一人の夜
夜。
仕事を終えた夫が玄関の扉を開ける。
「ただいま」
すぐに足音。
「お帰りなさいませ、旦那様」
佐川が出迎える。
夫はネクタイを少し緩めながら言う。
「まだ起きてたのか」
「はい」
佐川が言う。
「軽食をご用意しております。
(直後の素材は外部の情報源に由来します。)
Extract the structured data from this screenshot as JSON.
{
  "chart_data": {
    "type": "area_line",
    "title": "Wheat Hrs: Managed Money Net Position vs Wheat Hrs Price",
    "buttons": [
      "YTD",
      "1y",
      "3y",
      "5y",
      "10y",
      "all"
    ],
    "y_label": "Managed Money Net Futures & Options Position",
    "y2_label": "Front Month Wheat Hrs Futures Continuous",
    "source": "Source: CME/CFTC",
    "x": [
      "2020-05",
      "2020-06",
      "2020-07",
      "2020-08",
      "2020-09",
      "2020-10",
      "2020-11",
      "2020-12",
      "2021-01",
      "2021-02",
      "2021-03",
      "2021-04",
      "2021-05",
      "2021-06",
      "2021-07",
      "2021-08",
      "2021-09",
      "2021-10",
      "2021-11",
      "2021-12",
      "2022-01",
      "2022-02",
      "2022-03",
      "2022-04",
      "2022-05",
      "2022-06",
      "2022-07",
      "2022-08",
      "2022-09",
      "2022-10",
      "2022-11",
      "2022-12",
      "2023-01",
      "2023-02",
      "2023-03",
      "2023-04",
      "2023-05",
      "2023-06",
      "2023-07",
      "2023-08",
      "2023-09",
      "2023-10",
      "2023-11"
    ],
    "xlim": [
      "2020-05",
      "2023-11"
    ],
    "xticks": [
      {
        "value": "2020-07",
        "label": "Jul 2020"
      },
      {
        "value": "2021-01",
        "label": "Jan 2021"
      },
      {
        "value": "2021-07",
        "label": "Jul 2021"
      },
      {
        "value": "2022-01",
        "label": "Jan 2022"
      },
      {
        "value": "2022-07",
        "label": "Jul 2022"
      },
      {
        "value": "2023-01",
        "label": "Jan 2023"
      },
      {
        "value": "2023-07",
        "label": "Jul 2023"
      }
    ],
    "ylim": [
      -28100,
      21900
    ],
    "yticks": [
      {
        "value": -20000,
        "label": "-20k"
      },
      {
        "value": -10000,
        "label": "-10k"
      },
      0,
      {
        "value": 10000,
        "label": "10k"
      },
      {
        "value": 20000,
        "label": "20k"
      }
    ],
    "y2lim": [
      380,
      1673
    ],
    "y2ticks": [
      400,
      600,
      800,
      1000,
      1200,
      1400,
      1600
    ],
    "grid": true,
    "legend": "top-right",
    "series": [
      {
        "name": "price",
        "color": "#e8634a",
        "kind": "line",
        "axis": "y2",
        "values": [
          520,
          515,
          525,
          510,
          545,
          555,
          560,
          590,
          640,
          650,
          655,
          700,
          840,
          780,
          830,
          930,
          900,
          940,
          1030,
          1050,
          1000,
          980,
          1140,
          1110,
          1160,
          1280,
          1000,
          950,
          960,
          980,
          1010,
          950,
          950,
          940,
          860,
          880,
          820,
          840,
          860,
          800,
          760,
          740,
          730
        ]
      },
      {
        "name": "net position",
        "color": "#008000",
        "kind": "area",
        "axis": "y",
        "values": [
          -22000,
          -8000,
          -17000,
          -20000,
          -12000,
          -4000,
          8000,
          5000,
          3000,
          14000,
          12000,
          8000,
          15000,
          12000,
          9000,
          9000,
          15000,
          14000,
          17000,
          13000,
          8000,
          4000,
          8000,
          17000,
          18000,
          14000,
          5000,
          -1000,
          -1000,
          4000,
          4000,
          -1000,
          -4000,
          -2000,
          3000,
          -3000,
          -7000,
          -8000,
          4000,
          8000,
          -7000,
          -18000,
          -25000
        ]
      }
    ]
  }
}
温めればすぐ召し上がれます」
夫は靴を脱ぎながら言う。
「悪いな」
「いえ」
夫が続ける。
「もう遅い。後は自分でやる」
佐川が少し躊躇する。
「ですが——」
夫が軽く手を振る。
「いい、寝ろ」
佐川が静かに頭を下げる。
「……かしこまりました」
「おやすみなさいませ」
「ああ、おやすみ」
佐川が下がる。
リビングに静かな夜が戻る。
夫はキッチンで軽く温め、皿をテーブルに運ぶ。
一人の食事。
静かな音。
フォークが皿に触れる音だけ。
少し食べて、ふと手が止まる。
「……」
視線の先。
棚の上の写真。
妻の写真。
夫はそれを見ながら小さく息を吐く。
「……結」
小さく呟く。
修学旅行でいない家は、やはり静かだった。
「あと数年か」
結は今、中三。
高校。
大学。
その先。
「……家を出るだろうな」
自然なことだ。
成長すれば。
自分の人生を歩く。
それは喜ばしいことだ。
わかっている。
けれど。
夫は椅子にもたれる。
「その頃には」
静かに言う。
「佐川も出るだろう」
相馬と。
きっとそうなる。
それが一番自然だ。
夫は苦笑する。
「……そうなると」
広いリビングを見る。
「俺、一人か」
仕事はある。
会社もある。
忙しさもある。
それでも。
夜。
家に帰れば。
「……一人だな」
妻の写真を見る。
十年前と同じ笑顔。
「耐えられるか」
独り言のように言う。
「俺」
十年前。
一人になった夜を思い出す。
あの時の絶望。
胸の奥が少しだけ痛む。
夫は少し考える。
そして、ぽつりと呟く。
「……猫でも」
写真を見ながら言う。
「飼うかな」
小さく笑う。
「お前、猫好きだったよな」
静かな夜。
夫の独り言だけが、リビングに溶けていった。